On Monday, the Supreme Court announced its decision in the case of Arlington v. FCC….
(T)he issue was whether federal courts or federal bureaucrats should decide how much power federal bureaucrats have when Congress has been ambiguous on the question.
Everyone agrees, except perhaps the current administration, that federal agencies have only those powers delegated to them by Congress. In the 1984 Chevron case, the Supreme Court held that where Congress’ intent with respect to delegated powers is clear, the courts must enforce that intent, but where Congress was “silent or ambiguous” with respect to the scope of those powers, the courts must defer to the bureaucrats’ “permissible construction[s]” of the statute.
And so in Arlington the majority sided with the Federal Communications Commission.
So the bureaucrats themselves get to decide how much power they have – and Big Government Leftists everywhere rejoice. Especially with this Administration calling these shots.
The Media Marxists are particularly giddy, thinking this means the FCC’s ridiculous Network Neutrality overreach – subject to a late-fall-or-early-winter D.C. Circuit Court review – will be allowed to stand.
This should be a wishful thinking bridge-too-far – for a few reasons.

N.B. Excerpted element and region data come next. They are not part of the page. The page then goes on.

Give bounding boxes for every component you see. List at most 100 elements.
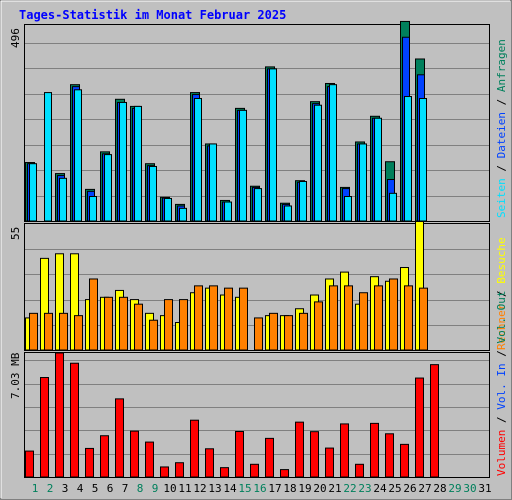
bar-volumen <box>220 467 229 478</box>
bar-seiten <box>74 89 82 222</box>
bar-volumen <box>355 463 364 478</box>
bar-seiten <box>419 98 427 222</box>
bars-layer <box>25 20 439 478</box>
bar-seiten <box>179 207 187 222</box>
bar-rechner <box>239 287 248 351</box>
x-tick-label: 6 <box>107 482 114 495</box>
x-tick-label: 17 <box>268 482 281 495</box>
x-tick-label: 24 <box>373 482 387 495</box>
legend-separator: / <box>495 92 508 112</box>
x-tick-label: 5 <box>92 482 99 495</box>
x-tick-label: 10 <box>163 482 176 495</box>
top-panel-legend: Seiten / Dateien / Anfragen <box>495 39 508 218</box>
bar-volumen <box>235 430 244 478</box>
bar-rechner <box>89 278 98 351</box>
bar-seiten <box>284 205 292 222</box>
x-tick-label: 23 <box>358 482 371 495</box>
bar-rechner <box>269 312 278 351</box>
bar-seiten <box>104 154 112 222</box>
bar-volumen <box>310 431 319 478</box>
bar-volumen <box>145 441 154 478</box>
bar-rechner <box>134 303 143 351</box>
x-tick-label: 2 <box>47 482 54 495</box>
middle-panel-legend: Rechner / Besuche <box>495 237 508 350</box>
bar-volumen <box>295 421 304 478</box>
x-tick-label: 7 <box>122 482 129 495</box>
bar-seiten <box>59 177 67 222</box>
bar-volumen <box>130 430 139 478</box>
legend-rechner: Rechner <box>495 303 508 350</box>
x-tick-label: 19 <box>298 482 311 495</box>
bar-volumen <box>325 447 334 478</box>
bar-rechner <box>314 301 323 351</box>
bar-seiten <box>299 180 307 222</box>
bar-seiten <box>149 165 157 222</box>
x-tick-label: 3 <box>62 482 69 495</box>
bar-seiten <box>89 196 97 222</box>
bar-volumen <box>400 443 409 478</box>
bar-seiten <box>44 92 52 222</box>
x-tick-label: 4 <box>77 482 84 495</box>
bar-seiten <box>359 143 367 222</box>
x-tick-label: 27 <box>418 482 431 495</box>
bar-seiten <box>329 84 337 222</box>
bar-seiten <box>134 105 142 222</box>
bar-rechner <box>404 285 413 351</box>
bar-seiten <box>224 201 232 222</box>
bar-volumen <box>190 419 199 478</box>
bar-rechner <box>359 292 368 351</box>
x-tick-label: 29 <box>448 482 461 495</box>
x-tick-label: 26 <box>403 482 416 495</box>
bar-rechner <box>284 315 293 351</box>
bar-rechner <box>209 285 218 351</box>
bar-seiten <box>344 196 352 222</box>
legend-seiten: Seiten <box>495 178 508 218</box>
bar-seiten <box>119 101 127 222</box>
bar-volumen <box>175 462 184 478</box>
bar-seiten <box>374 117 382 222</box>
bottom-panel-ymax-label: 7.03 MB <box>9 352 22 399</box>
legend-besuche: Besuche <box>495 237 508 283</box>
x-tick-label: 30 <box>463 482 476 495</box>
bar-volumen <box>160 466 169 478</box>
x-tick-label: 8 <box>137 482 144 495</box>
bar-seiten <box>239 109 247 222</box>
legend-separator: / <box>495 344 508 364</box>
bar-seiten <box>404 96 412 222</box>
bar-seiten <box>194 98 202 222</box>
x-tick-label: 13 <box>208 482 221 495</box>
bar-rechner <box>164 299 173 351</box>
x-tick-label: 9 <box>152 482 159 495</box>
bar-rechner <box>299 312 308 351</box>
bar-rechner <box>29 312 38 351</box>
bar-volumen <box>25 450 34 478</box>
bar-rechner <box>74 315 83 351</box>
x-tick-label: 15 <box>238 482 251 495</box>
bar-volumen <box>85 447 94 478</box>
bar-volumen <box>430 364 439 478</box>
bar-volumen <box>370 422 379 478</box>
bar-seiten <box>389 192 397 222</box>
x-tick-label: 20 <box>313 482 326 495</box>
x-tick-label: 25 <box>388 482 401 495</box>
chart-title: Tages-Statistik im Monat Februar 2025 <box>19 8 286 22</box>
bar-seiten <box>314 104 322 222</box>
bar-seiten <box>209 143 217 222</box>
bar-rechner <box>104 296 113 351</box>
x-tick-label: 21 <box>328 482 341 495</box>
x-tick-label: 16 <box>253 482 266 495</box>
x-tick-label: 18 <box>283 482 296 495</box>
bar-seiten <box>29 163 37 222</box>
bar-seiten <box>254 188 262 222</box>
x-tick-label: 31 <box>478 482 491 495</box>
x-tick-label: 14 <box>223 482 237 495</box>
bottom-panel-legend: Volumen / Vol. In / Vol. Out <box>495 291 508 476</box>
x-tick-label: 11 <box>178 482 191 495</box>
top-panel-ymax-label: 496 <box>9 28 22 48</box>
legend-volumen: Volumen <box>495 430 508 476</box>
legend-anfragen: Anfragen <box>495 39 508 92</box>
legend-vol-out: Vol. Out <box>495 291 508 344</box>
bar-rechner <box>119 296 128 351</box>
bar-volumen <box>115 398 124 478</box>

The FCC already tried once before to impose Net Neutrality – and the very same D.C. Circuit Court unanimously dumped it.
If you want judicial precedent – more directly tied to the subject at hand, and from the same Court again making the decision – there it is.
The Media Marxists grasping at this Supreme straw miss a crucial distinction. As terrible as the Arlington ruling was, in it the Majority said that an agency could make its own power-parameter-determination when the law was ambiguous.
Net Neutrality law isn’t ambiguous – it’s absent. Non-existent. Congress has never granted the FCC the power in anything it has ever passed.
The Obama Administration’s FCC all but admitted this in the lead-up to their Net Neutrality imposition. They seriously contemplated the notion of unilaterally moving the Internet into a whole different regulatory framework – so as to then “allow” them to impose Net Neutrality.
They ultimately didn’t do it – but why did they think they had to at least consider it? And why three years later is the order to do it still open? Because they know they don’t have the legal authority under the law as written. (They don’t have the authority to move it either – but why should that stop them?)
No ambiguity there. Thus the Arlington decision isn’t a precedent for anything at all here.
The Obama Administration is already overreaching by leaps and bounds. And was in Arlington given tacit permission to continue – and do so even more.
In the hearings looking into their nearly all-encompassing malfeasance, we have again and again heard from Administration officials at the center of it all – “I didn’t know.”
With this Court ruling, bureaucrats everywhere now have a new one-liner get-out-of-culpability-free card for overreaching power grabs – “I wasn’t sure.”